Alabama Legislature
Bill Would Create Scholarships for Rural Teachers
MONTGOMERY — Legislation in the Alabama Senate would give scholarships to students seeking to be STEM or special education teachers in Alabama if they agree to teach in rural areas. It was one of several bills related to teachers’ benefits that advanced Wednesday in the State House.
Senate Bill 225 is sponsored by Sen. Larry Stutts, R-Tuscumbia, who said it’s meant to encourage rural students to go to college and then teach in the areas they’re from originally.
“It would be a motivating factor to try and get someone to go to school who might otherwise not from a rural school and those are the same people who are more likely to go back to that same area to teach,” Stutts told Alabama Daily News.
The bill passed with no opposition in the Senate Education Policy Committee on a voice vote.
The bill would allow scholarships for first-year, in-state college students who are planning to become certified science, technology, engineering, math or special education teachers in grades 7 through 12. Recipients would have to pledge to teach in a rural area for at least five years.
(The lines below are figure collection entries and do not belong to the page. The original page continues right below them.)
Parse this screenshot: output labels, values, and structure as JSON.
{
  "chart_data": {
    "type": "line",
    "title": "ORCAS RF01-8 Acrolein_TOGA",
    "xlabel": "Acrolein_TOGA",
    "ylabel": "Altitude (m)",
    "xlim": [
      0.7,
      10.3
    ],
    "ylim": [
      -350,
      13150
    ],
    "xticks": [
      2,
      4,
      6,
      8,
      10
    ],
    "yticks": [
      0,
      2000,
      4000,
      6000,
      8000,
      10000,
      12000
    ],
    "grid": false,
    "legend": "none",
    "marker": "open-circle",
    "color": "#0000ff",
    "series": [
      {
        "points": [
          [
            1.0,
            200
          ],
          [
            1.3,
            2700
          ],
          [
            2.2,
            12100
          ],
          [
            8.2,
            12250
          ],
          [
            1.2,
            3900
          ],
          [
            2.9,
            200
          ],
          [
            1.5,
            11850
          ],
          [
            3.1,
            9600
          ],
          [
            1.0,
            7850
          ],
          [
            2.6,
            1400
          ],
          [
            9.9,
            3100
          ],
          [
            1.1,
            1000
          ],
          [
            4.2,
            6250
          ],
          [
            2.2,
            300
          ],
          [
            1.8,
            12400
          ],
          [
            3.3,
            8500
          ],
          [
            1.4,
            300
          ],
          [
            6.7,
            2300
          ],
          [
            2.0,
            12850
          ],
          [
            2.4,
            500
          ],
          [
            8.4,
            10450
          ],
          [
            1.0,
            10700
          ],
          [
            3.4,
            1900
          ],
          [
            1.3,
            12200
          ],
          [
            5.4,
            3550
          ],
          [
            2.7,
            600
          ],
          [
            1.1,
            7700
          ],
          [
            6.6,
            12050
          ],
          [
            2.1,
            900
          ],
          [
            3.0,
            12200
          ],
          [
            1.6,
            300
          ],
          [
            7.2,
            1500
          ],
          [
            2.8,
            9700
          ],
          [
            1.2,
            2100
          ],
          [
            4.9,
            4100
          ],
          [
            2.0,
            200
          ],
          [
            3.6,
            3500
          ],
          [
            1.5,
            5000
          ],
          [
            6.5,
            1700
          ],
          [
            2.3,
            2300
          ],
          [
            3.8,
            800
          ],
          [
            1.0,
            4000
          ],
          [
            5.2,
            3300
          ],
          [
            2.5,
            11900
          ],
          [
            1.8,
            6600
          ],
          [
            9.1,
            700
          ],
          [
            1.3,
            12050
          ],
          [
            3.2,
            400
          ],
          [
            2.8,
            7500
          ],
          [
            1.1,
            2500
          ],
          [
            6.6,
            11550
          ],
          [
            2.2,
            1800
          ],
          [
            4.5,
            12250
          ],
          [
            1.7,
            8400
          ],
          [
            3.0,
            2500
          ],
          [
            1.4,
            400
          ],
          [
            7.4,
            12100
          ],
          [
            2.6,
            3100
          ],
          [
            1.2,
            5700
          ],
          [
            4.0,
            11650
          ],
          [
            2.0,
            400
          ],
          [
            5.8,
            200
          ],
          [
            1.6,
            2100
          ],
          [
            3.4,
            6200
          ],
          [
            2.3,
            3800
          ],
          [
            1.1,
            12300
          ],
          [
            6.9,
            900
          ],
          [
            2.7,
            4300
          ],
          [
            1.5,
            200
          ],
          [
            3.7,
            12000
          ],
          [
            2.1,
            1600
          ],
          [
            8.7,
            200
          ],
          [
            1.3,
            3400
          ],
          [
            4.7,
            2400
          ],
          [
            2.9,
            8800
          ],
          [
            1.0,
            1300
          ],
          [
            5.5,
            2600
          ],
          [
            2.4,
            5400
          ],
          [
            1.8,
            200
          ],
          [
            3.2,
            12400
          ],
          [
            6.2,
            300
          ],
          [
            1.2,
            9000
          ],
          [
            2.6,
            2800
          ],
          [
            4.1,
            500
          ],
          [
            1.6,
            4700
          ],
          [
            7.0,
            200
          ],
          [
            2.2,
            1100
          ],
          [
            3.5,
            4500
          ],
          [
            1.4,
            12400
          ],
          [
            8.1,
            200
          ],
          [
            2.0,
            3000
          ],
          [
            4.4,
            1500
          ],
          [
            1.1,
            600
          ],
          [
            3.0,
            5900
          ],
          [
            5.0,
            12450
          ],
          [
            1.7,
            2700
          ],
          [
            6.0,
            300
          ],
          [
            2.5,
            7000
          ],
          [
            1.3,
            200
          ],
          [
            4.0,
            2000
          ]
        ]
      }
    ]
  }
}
They’d have to finish their degrees within four years but could receive the scholarships each year.
The bill would make the Alabama Commission on Higher Education responsible for administering the scholarships and limit the number to 200 scholarships given at any one time.
An accompanying fiscal note says the 2022 fall semester is when the first 50 scholarships could be given, at an estimated cost of $520,000. If all 200 scholarships were given, the estimated cost would be $2.08 million.
Stutts said he primarily worked with Ryan Hollingsworth, executive director of the School Superintendents of Alabama, for more than a year on the bill that’s modeled on similar scholarships given to nursing or medical students.
“The concept here is to lock them in to making a commitment to the state of Alabama that, once they complete their degree, that they will work here in Alabama,” Hollingsworth told ADN.
Stutts said the scholarships would be funded through the comprehensive gambling legislation that passed the Senate Tuesday night. That bill is now on its way to the House.
Stutts did say to committee members on Tuesday that there may be “a lot that has to be worked out on the bill.”
Alabama is facing a teacher shortage crisis, especially with STEM and special education teachers. More than 3,000 sixth through 12th grade math and science teachers in Alabama classrooms are not fully certified, Hollingsworth said.
The Senate has approved Senate Bill 327, which would create a program to offer increased pay to middle and high school math and science teachers who meet certain qualifications. Additional money also would be available to those teachers who work in hard-to-staff schools.
Bill sponsor Sen. Donnie Chesteen, R-Geneva, said his proposed program would mean $15,000 more per year for participating teachers, depending on where they live. The bill would require that participating educators give up the option of tenure that otherwise would be available to them.
The pay increases for math and science teachers would cost an estimated $100 million per year.